Site Reliability Engineer (SRE) Lead

September 27, 2024
Apply Now

Job Description

About us.

Trumid is a fast-growing financial technology company and fixed-income electronic trading platform, bringing efficiency to credit trading through data, technology, and intuitively designed products. Founded in 2014 by a team of fixed-income market experts, we have become one of the top three corporate bond e-trading platforms. 1,300+ traders transact on Trumid monthly from an extensive and expanding client network of 850 buy-and sell-side institutions.

With a rich history of innovation, we pride ourselves on staying nimble and agile as we grow. A tech-first, client-driven approach in which we collaborate closely with our users, iterating quickly toward optimal solutions. With client engagement at its highest levels and our pace of product development faster than ever, this is an exciting and transformative time at Trumid.

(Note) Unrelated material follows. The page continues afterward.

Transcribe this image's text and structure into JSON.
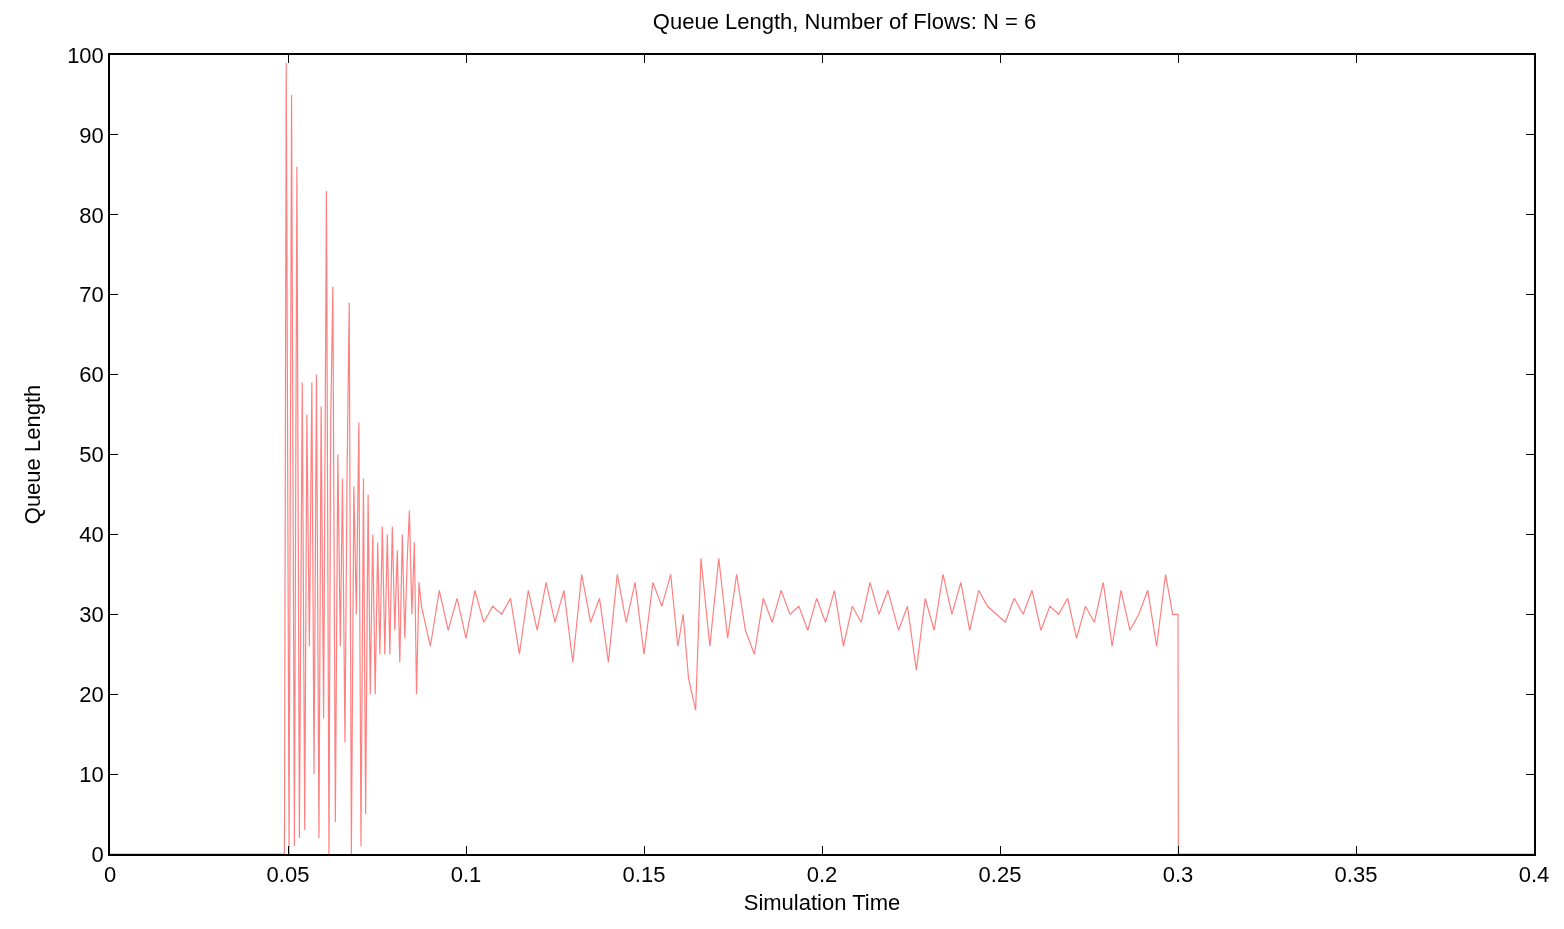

Our business model thrives on participation and connection, and so does our culture. We work together towards common goals – constantly pushing into unexplored areas and new ways of thinking. To succeed at Trumid, you must be curious, passionate about your craft, ambitious, collaborative, and driven. Learn more at www.trumid.com.

The opportunity.

Trumid is looking for a Lead Site Reliability Engineer (SRE) to ensure our systems’ reliability, scalability, and performance as we continue to grow. This role offers a unique opportunity to shape our fast-growing firm’s reliability practices and infrastructure. You will be crucial in optimizing our existing infrastructure, implementing new technologies, and enhancing our incident response capabilities.

As a Lead SRE, you will oversee the stability and performance of our trading platform, which serves a large and growing client base. You’ll work closely with development and DevOps teams to build scalable solutions and automate processes to enhance system reliability. You will also play a critical role in incident management, problem resolution, and capacity planning, ensuring that our systems meet our users’ high expectations.

This role is ideal for someone passionate about reliability, automation, and efficiency. You will have the chance to lead initiatives that directly impact our platform’s stability and user experience, ensuring that we maintain the highest levels of service availability.

Responsibilities will include:
  • Transform the SRE function to evolve, simplify, and scale existing solutions. Innovate and create new solutions and practices where needed.
  • Drive improvements in system reliability, scalability, and performance through innovative solutions and industry best practices.
  • Lead incident response efforts, including troubleshooting, resolution, and conducting post-mortem analysis to prevent future incidents.
  • Automate repetitive tasks to reduce manual intervention and improve operational efficiency.
  • Collaborate closely with software development, DevOps, and infrastructure teams to embed reliability into the development lifecycle.
  • Design, implement, and maintain highly available, scalable, and resilient infrastructure to meet the demands of our growing client base.
  • Develop and maintain monitoring, logging, and alerting frameworks to ensure system health and to identify and resolve issues preemptively.
  • Conduct capacity planning and performance tuning to support future growth.

About you.

  • SRE expert with foundation knowledge of SRE best practices.
  • Demonstrated hands-on experience managing large-scale and highly-available cloud-based systems.
  • Deep understanding of cloud components in at least one of the major cloud providers (eg, AWS, GCP, Azure), including infrastructure, services, and tooling.
  • Expertise in containerization and orchestration tools (e.g., Docker, Kubernetes) and experience with deployment strategies such as blue-green and canary deployments.
  • Strong knowledge of CI/CD pipelines and experience in integrating reliability practices within CI/CD processes.
  • Proficient with monitoring and observability tools (e.g., Prometheus, Grafana, Alertmanager) to ensure system health and to create effective alerting mechanisms.
  • Experience with Infrastructure as Code (IaC) tools like Terraform and Ansible and experience automating infrastructure deployment and management.
  • Excellent problem-solving skills, focusing on diagnosing complex issues in large-scale distributed systems.
  • Strong scripting and programming skills in Python, Bash, Go, or similar languages.
  • Strong communication and collaboration skills, capable of working effectively with cross-functional teams in a fast-paced environment.
  • Passion for reliability, automation, and continuous improvement.
  • Bachelor’s degree in computer science (or equivalent) and at least 5 years of professional experience at a fast-paced tech oriented company.  Experience with financial and trading systems is a plus but not required.

Employee Benefits.

  • Highly competitive compensation
  • Fully paid medical, dental, and vision coverage
  • Remote work
  • Team-oriented and collaborative company culture

Trumid is an equal-opportunity employer.

In compliance with New York City Pay Transparency Law, the base salary range for this role in New York City is between $220,000 and $300,000. This range does not include discretionary bonuses or other compensation or benefits offered with this job. Several factors are considered when determining a candidate’s salary.